De l'absence de mise en demeure à l’annulation de la procédure
La décision confirmant la légalité du dispositif de présomption de démission a des implications importantes. Pour les employeurs, la présomption de démission simplifie la gestion des abandons de poste, mais elle impose une rigueur procédurale. L’absence de mise en demeure conforme peut entraîner l’annulation de la procédure. Alors que pour les salariés, cette procédure limite leur droit à une indemnisation en cas de perte d’emploi liée à un abandon de poste non justifié. Pendant que les motifs légitimes et les recours judiciaires offrent des protections contre les abus.

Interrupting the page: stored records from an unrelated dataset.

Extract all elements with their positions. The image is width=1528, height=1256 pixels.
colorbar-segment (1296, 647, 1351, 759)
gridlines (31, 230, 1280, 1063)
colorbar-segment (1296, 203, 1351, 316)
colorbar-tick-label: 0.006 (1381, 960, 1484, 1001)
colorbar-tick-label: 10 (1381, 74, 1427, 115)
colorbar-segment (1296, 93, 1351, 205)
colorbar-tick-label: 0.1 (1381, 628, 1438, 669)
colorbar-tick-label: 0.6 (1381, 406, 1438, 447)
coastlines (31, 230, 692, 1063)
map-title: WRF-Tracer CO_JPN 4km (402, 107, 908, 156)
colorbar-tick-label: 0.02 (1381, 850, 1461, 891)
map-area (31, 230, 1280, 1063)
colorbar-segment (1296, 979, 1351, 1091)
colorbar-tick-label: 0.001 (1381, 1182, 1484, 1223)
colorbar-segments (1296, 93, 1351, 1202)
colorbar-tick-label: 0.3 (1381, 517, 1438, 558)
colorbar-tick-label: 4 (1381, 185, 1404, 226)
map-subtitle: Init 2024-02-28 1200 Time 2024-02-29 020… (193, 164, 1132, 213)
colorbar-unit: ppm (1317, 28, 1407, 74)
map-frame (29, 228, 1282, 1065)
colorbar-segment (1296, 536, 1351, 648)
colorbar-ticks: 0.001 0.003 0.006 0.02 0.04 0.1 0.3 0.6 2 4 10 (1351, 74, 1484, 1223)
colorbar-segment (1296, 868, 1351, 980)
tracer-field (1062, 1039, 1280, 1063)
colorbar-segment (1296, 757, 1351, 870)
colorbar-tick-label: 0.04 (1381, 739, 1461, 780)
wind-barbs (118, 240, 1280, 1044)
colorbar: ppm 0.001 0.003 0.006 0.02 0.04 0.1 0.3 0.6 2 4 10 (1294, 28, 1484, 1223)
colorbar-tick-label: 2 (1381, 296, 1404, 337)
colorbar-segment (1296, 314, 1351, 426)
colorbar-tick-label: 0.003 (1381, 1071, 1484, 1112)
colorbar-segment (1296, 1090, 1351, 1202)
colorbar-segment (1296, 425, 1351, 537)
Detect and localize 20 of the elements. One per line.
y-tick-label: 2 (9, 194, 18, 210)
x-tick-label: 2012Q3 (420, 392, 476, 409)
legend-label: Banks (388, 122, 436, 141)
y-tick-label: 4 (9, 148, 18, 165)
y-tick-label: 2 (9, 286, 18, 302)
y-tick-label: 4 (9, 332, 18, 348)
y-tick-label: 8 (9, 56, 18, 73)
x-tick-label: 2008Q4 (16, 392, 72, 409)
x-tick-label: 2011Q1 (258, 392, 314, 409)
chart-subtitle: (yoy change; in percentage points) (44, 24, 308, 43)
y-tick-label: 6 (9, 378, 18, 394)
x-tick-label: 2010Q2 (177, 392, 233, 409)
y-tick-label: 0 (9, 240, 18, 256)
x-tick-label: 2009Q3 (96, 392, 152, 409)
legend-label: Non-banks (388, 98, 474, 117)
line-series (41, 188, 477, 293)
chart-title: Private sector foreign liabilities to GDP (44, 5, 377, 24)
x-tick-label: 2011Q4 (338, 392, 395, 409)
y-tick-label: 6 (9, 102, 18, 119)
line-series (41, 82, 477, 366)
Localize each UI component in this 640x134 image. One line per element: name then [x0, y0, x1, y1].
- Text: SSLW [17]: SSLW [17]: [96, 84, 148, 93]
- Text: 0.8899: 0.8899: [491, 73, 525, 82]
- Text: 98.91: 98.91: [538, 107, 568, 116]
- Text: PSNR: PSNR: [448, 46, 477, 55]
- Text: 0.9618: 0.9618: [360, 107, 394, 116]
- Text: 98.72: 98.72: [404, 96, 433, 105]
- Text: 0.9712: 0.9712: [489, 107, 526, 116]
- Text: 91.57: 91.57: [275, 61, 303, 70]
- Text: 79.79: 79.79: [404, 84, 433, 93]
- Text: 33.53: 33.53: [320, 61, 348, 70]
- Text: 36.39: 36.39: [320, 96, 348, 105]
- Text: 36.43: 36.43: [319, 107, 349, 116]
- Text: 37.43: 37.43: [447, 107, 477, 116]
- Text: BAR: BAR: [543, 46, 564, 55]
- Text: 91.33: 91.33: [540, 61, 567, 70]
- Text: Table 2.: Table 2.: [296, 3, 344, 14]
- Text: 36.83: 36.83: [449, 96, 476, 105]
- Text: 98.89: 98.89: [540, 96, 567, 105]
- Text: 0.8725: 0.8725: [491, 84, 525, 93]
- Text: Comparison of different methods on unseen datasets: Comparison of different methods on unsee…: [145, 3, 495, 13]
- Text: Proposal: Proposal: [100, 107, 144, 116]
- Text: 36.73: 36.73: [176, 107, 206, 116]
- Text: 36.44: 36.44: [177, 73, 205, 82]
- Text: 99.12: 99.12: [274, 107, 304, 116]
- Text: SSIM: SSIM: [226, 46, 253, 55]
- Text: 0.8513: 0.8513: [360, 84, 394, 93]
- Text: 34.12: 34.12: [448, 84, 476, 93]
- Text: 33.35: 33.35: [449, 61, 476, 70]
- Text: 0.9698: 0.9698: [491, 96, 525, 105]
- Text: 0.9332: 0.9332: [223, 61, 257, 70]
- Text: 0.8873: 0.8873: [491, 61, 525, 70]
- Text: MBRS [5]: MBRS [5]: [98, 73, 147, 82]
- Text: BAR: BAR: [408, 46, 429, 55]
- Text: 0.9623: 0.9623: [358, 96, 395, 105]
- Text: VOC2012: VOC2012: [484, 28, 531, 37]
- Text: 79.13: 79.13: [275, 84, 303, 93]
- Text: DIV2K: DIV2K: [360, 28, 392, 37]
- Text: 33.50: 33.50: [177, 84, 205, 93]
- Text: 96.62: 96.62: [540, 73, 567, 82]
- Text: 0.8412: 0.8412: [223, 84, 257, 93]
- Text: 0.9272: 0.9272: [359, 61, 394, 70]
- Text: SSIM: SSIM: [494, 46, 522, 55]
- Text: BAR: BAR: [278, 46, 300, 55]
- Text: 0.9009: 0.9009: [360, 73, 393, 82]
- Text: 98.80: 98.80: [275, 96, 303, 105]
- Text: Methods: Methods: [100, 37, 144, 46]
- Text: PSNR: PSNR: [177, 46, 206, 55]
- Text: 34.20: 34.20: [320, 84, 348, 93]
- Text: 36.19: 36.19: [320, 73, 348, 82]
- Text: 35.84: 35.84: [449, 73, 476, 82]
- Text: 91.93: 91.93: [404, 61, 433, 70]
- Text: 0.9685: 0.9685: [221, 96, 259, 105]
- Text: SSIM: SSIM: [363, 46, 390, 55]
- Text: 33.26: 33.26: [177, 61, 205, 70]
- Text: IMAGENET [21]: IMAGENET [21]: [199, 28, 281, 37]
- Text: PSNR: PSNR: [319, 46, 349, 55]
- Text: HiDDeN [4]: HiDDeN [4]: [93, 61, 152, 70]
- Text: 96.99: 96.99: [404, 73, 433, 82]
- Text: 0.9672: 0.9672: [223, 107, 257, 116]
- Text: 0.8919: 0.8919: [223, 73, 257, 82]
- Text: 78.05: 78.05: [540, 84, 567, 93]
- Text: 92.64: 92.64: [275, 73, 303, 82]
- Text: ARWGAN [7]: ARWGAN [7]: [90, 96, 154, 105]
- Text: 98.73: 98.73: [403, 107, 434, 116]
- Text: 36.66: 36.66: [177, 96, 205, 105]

Si le Conseil d’État a validé le cadre juridique de la présomption de démission, plusieurs questions subsistent. La procédure repose largement sur l’appréciation de l’employeur quant au caractère volontaire de l’absence du salarié, ce qui pourrait entraîner des abus. Et bien que les salariés aient la possibilité de contester la présomption devant les prud’hommes, le délai de traitement d’un mois peut s’avérer insuffisant pour présenter des éléments probants dans certains cas complexes. Enfin, ce dispositif risque d’accroître la précarité des salariés, notamment ceux exerçant dans des secteurs où les conditions de travail sont difficiles.
La décision du Conseil d’État du 18 décembre 2024 clarifie donc les contours juridiques de la présomption de démission en cas d’abandon de poste, en validant la légalité du décret et en renforçant les garanties procédurales pour les salariés. Elle marque une étape importante dans la gestion des relations de travail, tout en soulignant la nécessité d’un équilibre entre flexibilité pour les employeurs et protection des droits des travailleurs. Cette décision appelle néanmoins à une vigilance accrue des acteurs sociaux et juridiques dans son application.